Tout en reconnaissant soutenir politiquement les Houthis, les autorités iraniennes ont toujours nié armer les rebelles.

Mercredi, le ministre yéménite des Affaires étrangères Riyad Yassine a accusé l'Iran d'avoir envoyé au Yémen un bateau d'aide humanitaire sans l'«accord des autorités légitimes», allant jusqu'à dire que son gouvernement examinait «une rupture des relations diplomatiques avec l'Iran».

Téhéran a finalement dit s'être coordonné avec l'ONU pour décharger dans un port yéménite sa cargaison d'aide.

Ben Rhodes, conseiller en politique étrangère du président Barack Obama, a rappelé la volonté des États-Unis «de voir le cessez-le-feu et la pause humanitaire maintenus et les discussions politiques gagner du terrain».

Distribution difficile 

Le conflit a provoqué une grave crise humanitaire avec des coupures d'eau et d'électricité ainsi que des pénuries de nourriture, de carburant et de médicament.
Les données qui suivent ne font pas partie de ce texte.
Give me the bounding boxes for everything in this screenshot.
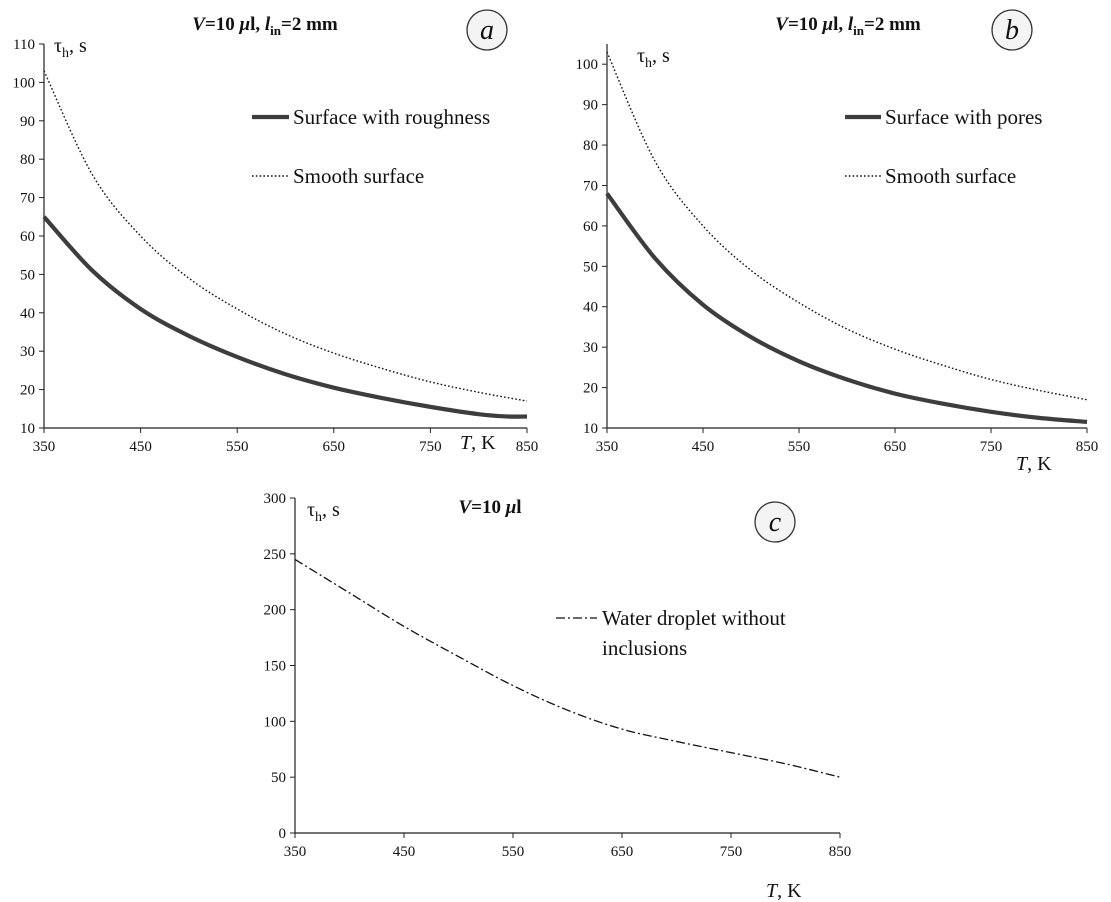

Au moins 1.578 personnes ont été tuées et 6.504 blessées depuis la mi-mars, selon un dernier bilan de l'Organisation mondiale de la Santé (OMS).

La mobilisation de pays arabes avec un doublement à 540 millions de dollars de l'aide saoudienne et l'envoi de dizaines de tonnes de médicaments et de vivres du Qatar et du Koweït, laisse espérer une opération de secours massive.

Selon le gouvernement yéménite, sept navires transportant des secours ont pu atteindre le Yémen cette semaine et 18 camions-citernes chargés de carburant sont entrés au pays à partir de l'Arabie saoudite.

Un avion d'aide de Médecins sans frontières et un autre de l'ONU ont atterri à l'aéroport international de Sanaa, où les vols ont repris progressivement après la réparation des dégâts, selon un responsable.

Mais la distribution de l'aide pose problème en certains endroits. Un chef local des pro-Hadi Ali al-Ahmadi s'est alarmé de l'absence de toute aide à Aden, la capitale du Sud, où «aucune cargaison n'est arrivée depuis le début de la trêve».

Près de Dhaleh, plus au nord, les Houthis ont confisqué huit camions de vivres destinés à des commerçants, selon un responsable local.